「面白い⁉︎」

 リンコの頬が、ボッと真っ赤に染まる。
 そのタイミングで、パッロがぼそっと口を挟んだ。

「……子どもをからかう大人にしか見えないな」

「からかってはいない。観察しているだけだ」

「どう見ても、からかっているだろ」

 呆れたようなパッロの視線を受け流しながらも、エルドはまったく悪びれた様子もなく、なおも無表情でリンコを凝視している。

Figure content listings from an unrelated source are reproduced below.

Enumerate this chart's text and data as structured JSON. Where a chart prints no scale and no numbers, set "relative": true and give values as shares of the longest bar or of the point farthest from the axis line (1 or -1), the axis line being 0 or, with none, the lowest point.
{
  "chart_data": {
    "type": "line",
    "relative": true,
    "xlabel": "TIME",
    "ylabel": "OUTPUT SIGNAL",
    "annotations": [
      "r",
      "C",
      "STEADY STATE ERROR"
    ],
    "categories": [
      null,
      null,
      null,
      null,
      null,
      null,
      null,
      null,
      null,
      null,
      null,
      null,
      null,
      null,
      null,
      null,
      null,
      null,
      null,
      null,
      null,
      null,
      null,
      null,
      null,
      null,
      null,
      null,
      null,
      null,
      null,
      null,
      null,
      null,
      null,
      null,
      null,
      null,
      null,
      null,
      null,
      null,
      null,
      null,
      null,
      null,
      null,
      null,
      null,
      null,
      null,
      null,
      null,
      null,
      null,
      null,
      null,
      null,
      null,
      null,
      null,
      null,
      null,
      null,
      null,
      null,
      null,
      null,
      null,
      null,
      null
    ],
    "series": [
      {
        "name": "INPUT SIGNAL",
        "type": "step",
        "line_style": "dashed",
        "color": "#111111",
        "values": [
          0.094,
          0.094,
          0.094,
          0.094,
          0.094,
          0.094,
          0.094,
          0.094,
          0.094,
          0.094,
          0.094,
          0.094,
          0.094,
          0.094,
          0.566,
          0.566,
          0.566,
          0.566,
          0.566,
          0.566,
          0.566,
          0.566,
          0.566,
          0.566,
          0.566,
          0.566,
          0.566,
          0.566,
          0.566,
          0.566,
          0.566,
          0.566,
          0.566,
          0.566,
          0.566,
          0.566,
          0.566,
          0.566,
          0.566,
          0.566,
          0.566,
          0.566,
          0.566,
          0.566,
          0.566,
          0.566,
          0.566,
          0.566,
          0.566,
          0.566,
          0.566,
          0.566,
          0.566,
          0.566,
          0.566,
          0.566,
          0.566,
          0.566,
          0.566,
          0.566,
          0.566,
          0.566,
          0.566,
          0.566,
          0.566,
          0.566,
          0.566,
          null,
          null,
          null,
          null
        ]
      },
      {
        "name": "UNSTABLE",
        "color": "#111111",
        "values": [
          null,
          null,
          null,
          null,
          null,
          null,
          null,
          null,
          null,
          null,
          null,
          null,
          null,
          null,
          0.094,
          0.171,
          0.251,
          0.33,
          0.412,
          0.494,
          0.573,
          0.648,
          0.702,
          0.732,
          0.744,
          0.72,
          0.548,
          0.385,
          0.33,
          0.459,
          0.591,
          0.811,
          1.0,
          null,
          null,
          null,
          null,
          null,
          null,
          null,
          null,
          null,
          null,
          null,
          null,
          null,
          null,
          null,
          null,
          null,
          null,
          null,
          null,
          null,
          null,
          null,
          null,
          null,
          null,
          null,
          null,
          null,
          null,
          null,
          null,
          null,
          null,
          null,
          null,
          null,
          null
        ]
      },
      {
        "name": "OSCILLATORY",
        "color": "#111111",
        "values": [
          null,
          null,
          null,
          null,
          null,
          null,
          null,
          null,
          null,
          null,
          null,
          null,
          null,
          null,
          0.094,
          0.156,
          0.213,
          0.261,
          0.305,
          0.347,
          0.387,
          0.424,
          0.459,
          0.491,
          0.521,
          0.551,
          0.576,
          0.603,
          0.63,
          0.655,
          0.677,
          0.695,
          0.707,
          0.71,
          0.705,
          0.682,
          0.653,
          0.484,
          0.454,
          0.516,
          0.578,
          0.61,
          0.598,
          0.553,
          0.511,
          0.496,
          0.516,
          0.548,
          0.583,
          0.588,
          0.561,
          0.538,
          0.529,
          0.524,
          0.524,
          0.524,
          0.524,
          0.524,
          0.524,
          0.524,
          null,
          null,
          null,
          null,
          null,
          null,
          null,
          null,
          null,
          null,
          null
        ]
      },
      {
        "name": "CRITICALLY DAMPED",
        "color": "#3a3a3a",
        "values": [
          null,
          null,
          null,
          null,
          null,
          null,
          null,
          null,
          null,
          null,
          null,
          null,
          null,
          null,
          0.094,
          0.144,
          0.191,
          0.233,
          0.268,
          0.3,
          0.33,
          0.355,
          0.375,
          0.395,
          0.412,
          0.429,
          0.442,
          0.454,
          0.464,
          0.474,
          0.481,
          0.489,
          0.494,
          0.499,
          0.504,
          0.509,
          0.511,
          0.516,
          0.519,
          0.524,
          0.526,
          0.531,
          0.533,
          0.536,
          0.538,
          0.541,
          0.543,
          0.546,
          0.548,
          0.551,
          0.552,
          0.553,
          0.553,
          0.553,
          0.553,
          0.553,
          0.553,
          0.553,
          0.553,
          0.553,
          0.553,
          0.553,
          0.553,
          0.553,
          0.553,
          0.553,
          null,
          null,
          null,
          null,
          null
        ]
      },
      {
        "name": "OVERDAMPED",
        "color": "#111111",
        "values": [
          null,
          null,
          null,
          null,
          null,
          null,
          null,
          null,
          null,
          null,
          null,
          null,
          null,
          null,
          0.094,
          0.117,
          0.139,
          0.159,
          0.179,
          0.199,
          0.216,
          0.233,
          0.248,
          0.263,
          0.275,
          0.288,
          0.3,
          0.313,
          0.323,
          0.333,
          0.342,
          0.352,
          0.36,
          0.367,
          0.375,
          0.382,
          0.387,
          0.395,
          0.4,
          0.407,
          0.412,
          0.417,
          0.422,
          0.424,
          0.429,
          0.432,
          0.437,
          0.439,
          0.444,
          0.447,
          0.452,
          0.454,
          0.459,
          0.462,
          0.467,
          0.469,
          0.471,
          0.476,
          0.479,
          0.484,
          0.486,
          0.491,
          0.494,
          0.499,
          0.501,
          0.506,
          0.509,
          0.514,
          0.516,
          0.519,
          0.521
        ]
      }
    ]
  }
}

「だ、誰がからかわれてるですって⁉︎ わたしは禍翼の凶鳥よ!」

 リンコは必死に翼を広げて叫ぶように言ったが、体はふわふわと揺れ、あまりの軽さにバランスを崩す。

「凶鳥が、そんなに暴れて落ちそうになっているのか」

 エルドが淡々と告げると、リンコはバッと口を閉じ、リュミの腕にしがみつく。

「……お、落ちるのはいや」

 その声は、さっきまでの勢いが嘘のように小さく、震えていた。
 恥ずかしさと不安が入り交じったようなその表情に、リュミはそっと彼女を抱き寄せ、やわらかい羽毛をやさしく撫でてやる。

「……大丈夫。エルドさん、意地悪してるんじゃないよ」

「ふん……どっちにしたって、こんなちっちゃい姿、わたしらしくないのよ」

 リンコは小さく羽を竦めて、少し震える声で続けた。